Saturday, March 12, 2011

Giving it up for Lent


     As we enter this season of Lent I am reminded of the old adage, "I am giving it up for Lent".  It is very common for people during this time to decide to "give" something up for the forty days that precede Easter.  It is a symbolic act that encourages an individual to abstain from some act or item in response to penitence and inner reflection during Lent.  Some give up chocolate or caffeine, smoking or swearing, or, perhaps my favorite, sinning!
     I don't want you to think that I am making fun of these people or their attempts to experience Lent in a new and powerful way.  I am most certainly not!  I have found acts such as these very helpful in my journey home.  I have experienced God in a transforming way during my times of fasting and prayer.  So, do I think that "giving something up for Lent" is a worthwhile spiritual endeavor?  Of course I do.  But, I do think that we miss the mark of the true purpose of the Lenten season.
     Lent, as defined by WIKIPEDIA!, is the period of the liturgical year from Ash Wednesday to Easter. Lent is a time of sacrifice for Jesus. The traditional purpose of Lent is the preparation of the believer — through prayer, repentance, alms giving and self-denial — for the annual commemoration during Holy Week of the Death and Resurrection of Jesus, which recalls the events linked to the Passion of Christ and culminates in Easter, the celebration of the Resurrection of Jesus Christ.
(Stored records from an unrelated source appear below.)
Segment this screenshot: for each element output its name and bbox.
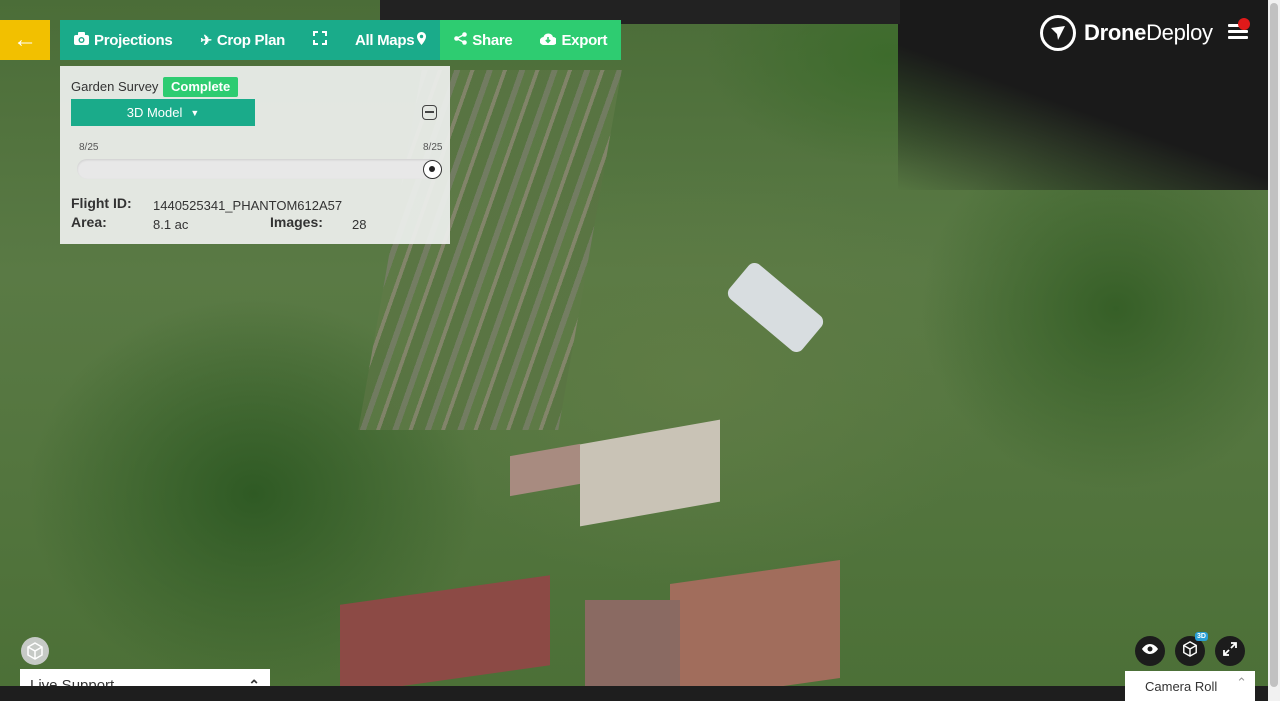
survey-name: Garden Survey [71, 79, 159, 94]
caret-down-icon: ▼ [190, 107, 200, 118]
share-label: Share [472, 31, 513, 49]
share-export-group: Share Export [440, 20, 622, 60]
map-marker-icon [417, 32, 427, 48]
timeline-slider[interactable] [77, 159, 441, 179]
shed-roof [510, 443, 580, 497]
images-label: Images: [270, 214, 323, 230]
barn-roof [670, 560, 840, 686]
barn-roof [340, 575, 550, 686]
cloud-download-icon [540, 32, 558, 48]
camera-icon [74, 32, 89, 48]
camera-roll-button[interactable]: Camera Roll ⌃ [1125, 671, 1255, 701]
flight-id-label: Flight ID: [71, 195, 132, 211]
greenhouse [724, 259, 827, 356]
model-type-dropdown[interactable]: 3D Model ▼ [71, 99, 255, 126]
toolbar-group: Projections ✈ Crop Plan All Maps [60, 20, 441, 60]
flight-id-value: 1440525341_PHANTOM612A57 [153, 198, 343, 213]
images-value: 28 [352, 217, 367, 232]
brand-name: DroneDeploy [1084, 20, 1213, 46]
projections-button[interactable]: Projections [60, 20, 186, 60]
share-button[interactable]: Share [440, 20, 526, 60]
projections-label: Projections [94, 31, 173, 49]
brand-light: Deploy [1146, 20, 1213, 45]
shed-roof [585, 600, 680, 686]
bottom-bar [0, 686, 1268, 701]
dronedeploy-logo: DroneDeploy [1040, 15, 1213, 51]
barn-roof [580, 419, 720, 527]
export-button[interactable]: Export [526, 20, 621, 60]
visibility-button[interactable] [1135, 636, 1165, 666]
cube-icon [1182, 640, 1198, 662]
timeline-slider-handle[interactable] [423, 160, 442, 179]
arrow-left-icon: ← [13, 26, 37, 53]
status-badge: Complete [163, 77, 239, 97]
notification-dot [1238, 18, 1250, 30]
export-label: Export [561, 31, 608, 49]
all-maps-button[interactable]: All Maps [341, 20, 440, 60]
view-cube-icon[interactable] [21, 637, 49, 665]
3d-badge: 3D [1195, 632, 1208, 641]
plane-icon: ✈ [200, 31, 212, 48]
model-type-label: 3D Model [126, 105, 183, 120]
timeline-end-date: 8/25 [423, 142, 443, 153]
top-toolbar: Projections ✈ Crop Plan All Maps Share E… [60, 20, 622, 60]
logo-icon [1040, 15, 1076, 51]
back-button[interactable]: ← [0, 20, 50, 60]
area-value: 8.1 ac [153, 217, 189, 232]
crop-plan-label: Crop Plan [216, 31, 285, 49]
timeline-start-date: 8/25 [79, 142, 99, 153]
area-label: Area: [71, 214, 107, 230]
share-icon [454, 32, 468, 48]
double-chevron-up-icon: ⌃ [1236, 675, 1247, 690]
scrollbar-thumb[interactable] [1270, 3, 1278, 687]
map-info-panel: Garden Survey Complete 3D Model ▼ 8/25 8… [60, 66, 450, 244]
expand-view-button[interactable] [1215, 636, 1245, 666]
all-maps-label: All Maps [354, 31, 415, 49]
expand-icon [312, 31, 327, 49]
brand-bold: Drone [1084, 20, 1147, 45]
fullscreen-button[interactable] [299, 20, 341, 60]
crop-plan-button[interactable]: ✈ Crop Plan [186, 20, 299, 60]
eye-icon [1141, 642, 1159, 660]
expand-arrows-icon [1223, 641, 1237, 661]
camera-roll-label: Camera Roll [1145, 678, 1218, 694]
collapse-panel-icon[interactable] [422, 105, 437, 120]
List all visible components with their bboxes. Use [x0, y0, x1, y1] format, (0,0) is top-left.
     Those are big words that simply mean we are called to examine our hearts and minds and are encouraged to seek out a more holy and faithful life.  So, my disappointment comes when we use these forty days to suffer through the agony and withdrawal of whatever we have decided to "give up" and then, at the culmination of Easter we "pick up" once again whatever it is that we have "given up".
     Why is it that we can only muster up enough spiritual fortitude to change our habits for forty days?  Is there something that says if we suffer for forty days we have then earned the right to resume certain behaviors?  There is no doubt that, let's say, fasting is a spiritual exercise of great importance.  I realize that, at some point, you are going to have to resume eating!  But why is that when we choose to put down the chocolate bar for forty days we think we have earned enough spiritual points to pick it back up again?  Perhaps we have cheapened the purpose of Lent and let the world dictate to us that, if we give it up for Lent,  it's okay for the other 325 days of the year!
     My encouragement for  you during this season of Lent is to define that which is in your life which keeps your relationship with God from growing and then eliminate it.   Take some serious time to examine your life.  What is it in my life that keeps me from experiencing God in a real and transforming way?  What are the things that I need to "give up" so that my relationship with God can grow?  How can this season of Lent become real in my life?
     I believe that if we take a moment to realize that there is power in the Lenten season then, perhaps, we will be more serious regarding those things we "give up".  I pray that these forty days will encourage you in your walk with Christ.  May this season of Lent be a turning point on your journey home!